Stasi exhibit: A free exhibit located right near the almost laughable tourism of Checkpoint Charlie, it may or may not be a somewhat western viewpoint of life in the GDR under the Stasi Secret Police. Fascinating, regardless. Despite the the aforementioned Checkpoint's Disney qualities, there are a slew of giant placards with a lot of great historical info.

Making Mirrors: A gallery exhibition at the NGBK gallery in the hip, artsy, highlight-in-its-own-right, neighborhood of Kreuzberg. The gallery is tucked behind a nice little bookshop, but had several really great works that force some reflection on society and human interaction:

Academy of Art / Akadémie der Künste: Another place we didn't get to explore as much as we had hoped, thanks to it behind closed for summer break. The main building itself is pretty spectacular though, and overlooks Pariser Platz and the Brandenburg Tor.

Magdeburg Cable Island: aforementioned wake boarding adventures....tucked into the middle of the city, naturally.

die Grüne Zitadelle von Magdeburg Better known as the Hundertwasser house which is pretty much the wild, slightly tacky physical realization of his artwork.

Magdeburg Dom: The oldest cathedral in Germany, and one of the tallest in the former east Germany. Construction began in 1209, though it took a couple hundred years to complete it. It's huge and filled with art and scultpures and carvings, and also happened to save 4000 people from murder, rape, etc. during the 30 Years War.

Plau Am See Plauer See: Lake houses are always nice, but they're even better when they are on a chain of lakes and with friends you haven't seen in ten plus years. This also happens to be (if memory serves) the third largest lake in Germany.

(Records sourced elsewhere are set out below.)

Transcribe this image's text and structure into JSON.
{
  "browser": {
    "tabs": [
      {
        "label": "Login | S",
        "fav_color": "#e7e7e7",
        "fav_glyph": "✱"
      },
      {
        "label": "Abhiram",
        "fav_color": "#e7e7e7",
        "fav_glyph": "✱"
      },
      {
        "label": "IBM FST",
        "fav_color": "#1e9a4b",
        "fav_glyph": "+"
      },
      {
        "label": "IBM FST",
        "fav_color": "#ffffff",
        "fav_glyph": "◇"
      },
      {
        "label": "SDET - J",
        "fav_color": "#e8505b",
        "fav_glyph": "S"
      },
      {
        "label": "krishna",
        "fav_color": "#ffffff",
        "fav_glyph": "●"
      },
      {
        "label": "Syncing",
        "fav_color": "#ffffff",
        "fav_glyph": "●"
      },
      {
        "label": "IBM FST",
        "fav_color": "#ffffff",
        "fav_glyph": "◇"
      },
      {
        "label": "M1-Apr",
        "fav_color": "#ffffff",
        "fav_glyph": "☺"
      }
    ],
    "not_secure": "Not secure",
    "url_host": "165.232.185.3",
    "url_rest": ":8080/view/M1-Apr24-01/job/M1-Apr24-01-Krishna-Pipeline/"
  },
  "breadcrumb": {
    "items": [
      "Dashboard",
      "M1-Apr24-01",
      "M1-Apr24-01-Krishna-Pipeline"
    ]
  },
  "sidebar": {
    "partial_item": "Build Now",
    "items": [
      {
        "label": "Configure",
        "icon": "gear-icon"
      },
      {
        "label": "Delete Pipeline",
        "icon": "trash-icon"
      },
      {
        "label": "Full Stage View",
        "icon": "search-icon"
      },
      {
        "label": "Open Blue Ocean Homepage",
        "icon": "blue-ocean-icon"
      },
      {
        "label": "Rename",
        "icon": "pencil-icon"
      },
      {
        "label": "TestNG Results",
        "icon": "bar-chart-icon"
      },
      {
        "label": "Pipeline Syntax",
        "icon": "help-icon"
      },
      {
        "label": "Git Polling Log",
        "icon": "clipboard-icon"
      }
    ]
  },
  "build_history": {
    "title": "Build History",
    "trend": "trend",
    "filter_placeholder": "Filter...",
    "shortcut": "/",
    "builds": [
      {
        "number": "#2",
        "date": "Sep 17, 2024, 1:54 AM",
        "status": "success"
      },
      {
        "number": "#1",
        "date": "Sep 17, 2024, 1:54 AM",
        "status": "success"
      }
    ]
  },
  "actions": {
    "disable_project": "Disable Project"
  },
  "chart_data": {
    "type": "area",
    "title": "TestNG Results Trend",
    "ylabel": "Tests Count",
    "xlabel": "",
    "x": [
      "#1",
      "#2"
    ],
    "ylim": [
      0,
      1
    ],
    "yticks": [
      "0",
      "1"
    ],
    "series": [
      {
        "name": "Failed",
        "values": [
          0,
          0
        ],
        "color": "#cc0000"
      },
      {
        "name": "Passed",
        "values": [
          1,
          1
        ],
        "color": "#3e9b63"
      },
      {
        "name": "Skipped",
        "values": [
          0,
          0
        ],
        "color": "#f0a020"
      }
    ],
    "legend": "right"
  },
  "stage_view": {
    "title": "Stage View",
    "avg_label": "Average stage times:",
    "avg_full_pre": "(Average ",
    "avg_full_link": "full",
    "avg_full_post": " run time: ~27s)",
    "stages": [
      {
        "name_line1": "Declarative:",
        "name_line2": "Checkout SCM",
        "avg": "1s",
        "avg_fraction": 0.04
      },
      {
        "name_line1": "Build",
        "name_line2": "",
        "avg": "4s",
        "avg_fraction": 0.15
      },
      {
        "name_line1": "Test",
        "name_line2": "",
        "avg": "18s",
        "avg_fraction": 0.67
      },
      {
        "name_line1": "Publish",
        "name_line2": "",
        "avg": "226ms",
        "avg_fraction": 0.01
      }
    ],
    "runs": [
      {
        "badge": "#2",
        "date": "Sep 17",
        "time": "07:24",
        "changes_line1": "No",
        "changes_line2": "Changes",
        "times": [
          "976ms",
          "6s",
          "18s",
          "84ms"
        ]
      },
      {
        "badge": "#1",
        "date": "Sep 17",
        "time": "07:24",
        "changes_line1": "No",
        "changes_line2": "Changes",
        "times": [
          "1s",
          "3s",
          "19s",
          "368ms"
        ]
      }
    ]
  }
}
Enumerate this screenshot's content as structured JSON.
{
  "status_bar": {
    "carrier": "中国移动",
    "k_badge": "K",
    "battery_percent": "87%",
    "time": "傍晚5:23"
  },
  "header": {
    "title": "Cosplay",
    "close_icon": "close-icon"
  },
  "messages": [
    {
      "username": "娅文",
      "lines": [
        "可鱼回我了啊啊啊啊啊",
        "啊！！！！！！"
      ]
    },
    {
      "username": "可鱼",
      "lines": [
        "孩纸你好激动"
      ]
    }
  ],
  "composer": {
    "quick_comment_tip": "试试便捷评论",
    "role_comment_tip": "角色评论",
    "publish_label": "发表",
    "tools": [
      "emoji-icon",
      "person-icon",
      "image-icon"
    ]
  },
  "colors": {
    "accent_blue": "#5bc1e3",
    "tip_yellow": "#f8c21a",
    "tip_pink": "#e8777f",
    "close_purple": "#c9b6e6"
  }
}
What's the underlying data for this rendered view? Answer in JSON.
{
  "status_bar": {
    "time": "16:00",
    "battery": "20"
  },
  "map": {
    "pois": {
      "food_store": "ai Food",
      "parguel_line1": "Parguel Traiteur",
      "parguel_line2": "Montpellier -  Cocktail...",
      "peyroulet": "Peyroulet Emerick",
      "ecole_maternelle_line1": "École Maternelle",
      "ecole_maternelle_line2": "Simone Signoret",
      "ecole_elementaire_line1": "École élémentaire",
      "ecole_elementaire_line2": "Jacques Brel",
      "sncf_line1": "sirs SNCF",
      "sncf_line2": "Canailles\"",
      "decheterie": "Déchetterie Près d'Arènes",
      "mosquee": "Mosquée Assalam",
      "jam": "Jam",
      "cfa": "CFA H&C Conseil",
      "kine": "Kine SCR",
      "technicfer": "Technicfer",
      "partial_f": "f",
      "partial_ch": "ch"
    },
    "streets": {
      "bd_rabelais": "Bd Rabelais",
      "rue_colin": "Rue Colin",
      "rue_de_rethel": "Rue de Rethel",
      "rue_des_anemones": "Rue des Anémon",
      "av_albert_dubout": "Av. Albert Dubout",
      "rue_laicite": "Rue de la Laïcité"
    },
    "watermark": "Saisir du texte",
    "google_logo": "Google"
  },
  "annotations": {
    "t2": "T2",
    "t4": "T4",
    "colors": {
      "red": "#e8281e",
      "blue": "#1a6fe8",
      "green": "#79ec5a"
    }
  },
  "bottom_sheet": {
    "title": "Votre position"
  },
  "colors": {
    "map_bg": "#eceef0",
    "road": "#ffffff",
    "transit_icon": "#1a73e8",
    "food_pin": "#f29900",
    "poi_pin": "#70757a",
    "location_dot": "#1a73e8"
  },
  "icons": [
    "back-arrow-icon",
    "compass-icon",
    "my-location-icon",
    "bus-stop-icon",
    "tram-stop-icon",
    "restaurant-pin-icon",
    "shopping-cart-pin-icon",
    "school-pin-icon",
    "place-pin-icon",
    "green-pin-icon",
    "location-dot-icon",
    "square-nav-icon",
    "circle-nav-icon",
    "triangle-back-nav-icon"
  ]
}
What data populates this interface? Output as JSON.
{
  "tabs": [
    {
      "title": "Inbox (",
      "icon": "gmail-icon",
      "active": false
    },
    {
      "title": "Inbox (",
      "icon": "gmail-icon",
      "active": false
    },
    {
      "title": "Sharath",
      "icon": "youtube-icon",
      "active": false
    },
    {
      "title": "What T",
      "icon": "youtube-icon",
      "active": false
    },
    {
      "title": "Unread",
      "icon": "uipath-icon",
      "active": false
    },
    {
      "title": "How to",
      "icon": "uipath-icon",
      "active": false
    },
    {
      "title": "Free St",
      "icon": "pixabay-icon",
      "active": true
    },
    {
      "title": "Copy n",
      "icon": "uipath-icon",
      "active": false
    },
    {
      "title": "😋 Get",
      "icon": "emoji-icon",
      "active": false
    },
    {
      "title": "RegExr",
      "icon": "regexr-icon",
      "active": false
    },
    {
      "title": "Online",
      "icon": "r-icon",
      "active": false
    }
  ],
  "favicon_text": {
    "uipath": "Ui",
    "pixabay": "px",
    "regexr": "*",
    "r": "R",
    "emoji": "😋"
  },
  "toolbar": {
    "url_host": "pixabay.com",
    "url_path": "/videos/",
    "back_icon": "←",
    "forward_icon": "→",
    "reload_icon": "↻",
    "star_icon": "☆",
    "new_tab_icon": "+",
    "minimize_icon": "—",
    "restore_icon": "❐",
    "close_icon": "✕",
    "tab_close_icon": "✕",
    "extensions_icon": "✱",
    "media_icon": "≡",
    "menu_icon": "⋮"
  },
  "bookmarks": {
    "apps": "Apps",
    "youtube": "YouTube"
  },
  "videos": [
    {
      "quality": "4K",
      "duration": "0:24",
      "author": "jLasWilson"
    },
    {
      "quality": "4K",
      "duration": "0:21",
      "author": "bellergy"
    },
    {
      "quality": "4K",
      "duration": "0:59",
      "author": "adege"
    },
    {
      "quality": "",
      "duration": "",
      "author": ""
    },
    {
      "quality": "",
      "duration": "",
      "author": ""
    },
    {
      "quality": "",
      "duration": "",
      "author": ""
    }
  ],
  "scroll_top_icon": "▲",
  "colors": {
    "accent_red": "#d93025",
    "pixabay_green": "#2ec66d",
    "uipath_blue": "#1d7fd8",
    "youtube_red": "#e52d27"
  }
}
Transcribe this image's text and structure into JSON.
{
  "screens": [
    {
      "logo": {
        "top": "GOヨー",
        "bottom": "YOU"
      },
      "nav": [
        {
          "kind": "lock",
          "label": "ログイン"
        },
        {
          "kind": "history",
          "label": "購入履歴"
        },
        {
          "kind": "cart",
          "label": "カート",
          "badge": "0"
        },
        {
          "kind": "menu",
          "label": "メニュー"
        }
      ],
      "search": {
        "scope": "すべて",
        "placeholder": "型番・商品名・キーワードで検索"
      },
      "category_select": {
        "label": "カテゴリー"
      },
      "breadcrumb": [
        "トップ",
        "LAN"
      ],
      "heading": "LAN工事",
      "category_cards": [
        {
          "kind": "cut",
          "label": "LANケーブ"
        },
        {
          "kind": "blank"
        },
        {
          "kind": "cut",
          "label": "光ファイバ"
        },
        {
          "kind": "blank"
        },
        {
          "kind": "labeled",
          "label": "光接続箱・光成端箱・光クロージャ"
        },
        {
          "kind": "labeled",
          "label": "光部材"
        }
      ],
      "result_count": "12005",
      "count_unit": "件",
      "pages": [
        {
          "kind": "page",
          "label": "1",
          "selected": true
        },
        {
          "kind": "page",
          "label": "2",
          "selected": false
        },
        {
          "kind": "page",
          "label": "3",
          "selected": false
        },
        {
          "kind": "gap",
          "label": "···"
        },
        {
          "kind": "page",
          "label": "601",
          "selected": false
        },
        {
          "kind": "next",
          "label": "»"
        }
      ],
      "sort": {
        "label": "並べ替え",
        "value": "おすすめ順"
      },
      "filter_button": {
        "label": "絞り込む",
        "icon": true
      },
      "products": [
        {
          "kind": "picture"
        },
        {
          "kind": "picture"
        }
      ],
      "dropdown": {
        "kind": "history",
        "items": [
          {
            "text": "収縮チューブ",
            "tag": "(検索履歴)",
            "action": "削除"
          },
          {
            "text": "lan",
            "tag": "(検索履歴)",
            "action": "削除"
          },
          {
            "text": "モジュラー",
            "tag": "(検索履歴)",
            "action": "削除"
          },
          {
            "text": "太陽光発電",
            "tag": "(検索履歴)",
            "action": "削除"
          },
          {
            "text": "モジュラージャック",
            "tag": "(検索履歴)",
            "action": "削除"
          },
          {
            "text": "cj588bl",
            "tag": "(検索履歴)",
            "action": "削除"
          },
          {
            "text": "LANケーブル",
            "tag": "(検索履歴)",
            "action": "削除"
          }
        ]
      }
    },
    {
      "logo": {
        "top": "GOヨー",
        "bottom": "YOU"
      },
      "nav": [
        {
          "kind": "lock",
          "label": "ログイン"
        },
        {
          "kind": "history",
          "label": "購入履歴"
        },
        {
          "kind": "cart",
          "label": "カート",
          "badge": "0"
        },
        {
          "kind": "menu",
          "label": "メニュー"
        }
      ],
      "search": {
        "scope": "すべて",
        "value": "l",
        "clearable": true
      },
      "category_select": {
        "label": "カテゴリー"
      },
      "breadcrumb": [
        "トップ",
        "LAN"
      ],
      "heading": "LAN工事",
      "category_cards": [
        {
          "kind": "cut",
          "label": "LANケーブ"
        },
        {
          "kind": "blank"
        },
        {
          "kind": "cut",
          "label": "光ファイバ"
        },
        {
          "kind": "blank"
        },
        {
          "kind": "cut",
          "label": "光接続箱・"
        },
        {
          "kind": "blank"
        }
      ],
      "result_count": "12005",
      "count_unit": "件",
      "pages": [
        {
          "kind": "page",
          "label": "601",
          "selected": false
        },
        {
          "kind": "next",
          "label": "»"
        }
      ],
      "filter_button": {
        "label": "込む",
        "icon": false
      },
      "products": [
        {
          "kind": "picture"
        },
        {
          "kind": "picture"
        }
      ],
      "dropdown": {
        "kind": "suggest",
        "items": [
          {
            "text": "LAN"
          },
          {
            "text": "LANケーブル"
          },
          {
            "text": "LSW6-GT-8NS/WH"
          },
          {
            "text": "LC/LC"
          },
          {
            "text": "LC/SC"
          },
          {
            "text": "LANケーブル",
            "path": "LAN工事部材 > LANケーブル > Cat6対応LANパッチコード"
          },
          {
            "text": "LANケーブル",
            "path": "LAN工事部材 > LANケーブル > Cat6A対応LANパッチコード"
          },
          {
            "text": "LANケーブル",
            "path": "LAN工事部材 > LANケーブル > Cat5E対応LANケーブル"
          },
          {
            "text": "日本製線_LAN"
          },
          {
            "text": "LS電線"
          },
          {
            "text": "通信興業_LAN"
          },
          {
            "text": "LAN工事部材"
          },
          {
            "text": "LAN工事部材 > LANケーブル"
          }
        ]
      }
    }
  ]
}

Kletterpark: Climbing on tight ropes and swinging ropes 30-40 ft in the air (with harnesses). Who knew it could be so entertaining?

In General Old friends, new babies, great families. Rides on old bikes on dirt roads. Murphy beds. Motherless Brooklyn by Jonathan Lethem. Baths in lakes. A nip of Honey infused Highland Malt Whiskey from the apiary up the road from the lake house that we enjoyed in Berlin while on video chat with awesome friends. Gluten-free selection in most German supermarkets. Jacob brand instant espresso: cheaper than 2euro coffee and tastes better sometimes. Dairy selection: particularly quark (pronounced kvahrk), apfel-mohn yogurt, Soft cheeses and, especially, Waldmeister ice cream. Dark chocolate spread and honey at every breakfast, and a little more chocolate tucked in a peel roasted banana after a cook-out. Watching Inglorious Basterds in Magdeburg - somewhat surreal. Learning how to understand the Deutsche Bahn train system. Practicing our German with a two year old and the parents of our friends.